Josh Pinkard had worked for Mueller Water Products, Pratt’s parent company, for at least a dozen years and started working in Aurora last April, according to his LinkedIn page. Loved ones say he was devoted to his wife and children and was a fan of sports teams from Mississippi State University, where he earned his bachelor’s degree.
“I want to shout from the rooftops about how amazing Josh was!” his wife wrote in a Facebook post Sunday. “He was brilliant! The smartest person I’ve ever met! My best friend! The man I would have leaned on during devastation like this who would tell me it’s ok Terra, it is all going to be fine. The man who was dying and found the clarity of mind for just a second to send me one last text to let me know he would always love me. This unbelievable person was robbed from us.”

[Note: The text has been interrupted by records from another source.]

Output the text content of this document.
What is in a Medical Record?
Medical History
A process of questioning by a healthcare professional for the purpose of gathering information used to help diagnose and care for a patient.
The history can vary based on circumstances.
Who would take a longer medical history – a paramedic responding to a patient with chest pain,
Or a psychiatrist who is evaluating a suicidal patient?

Authorities identified the other Henry Pratt Co. employees who were killed when gunman Gary Martin opened fire as Clayton Parks, 32, of Elgin; Trevor Wehner, 21, of Sheridan, Ill.; Russell Beyer, 47, of Yorkville; and Vicente Juarez, 54, of Oswego. Wehner was a Northern Illinois University student who had started an internship at Henry Pratt the day of the shooting.
Five Aurora officers were also injured when Martin opened fire on first responders. Four of those officers had been released from the hospital as of Sunday, officials said. Martin died at the scene in an exchange of gunfire with police, authorities said.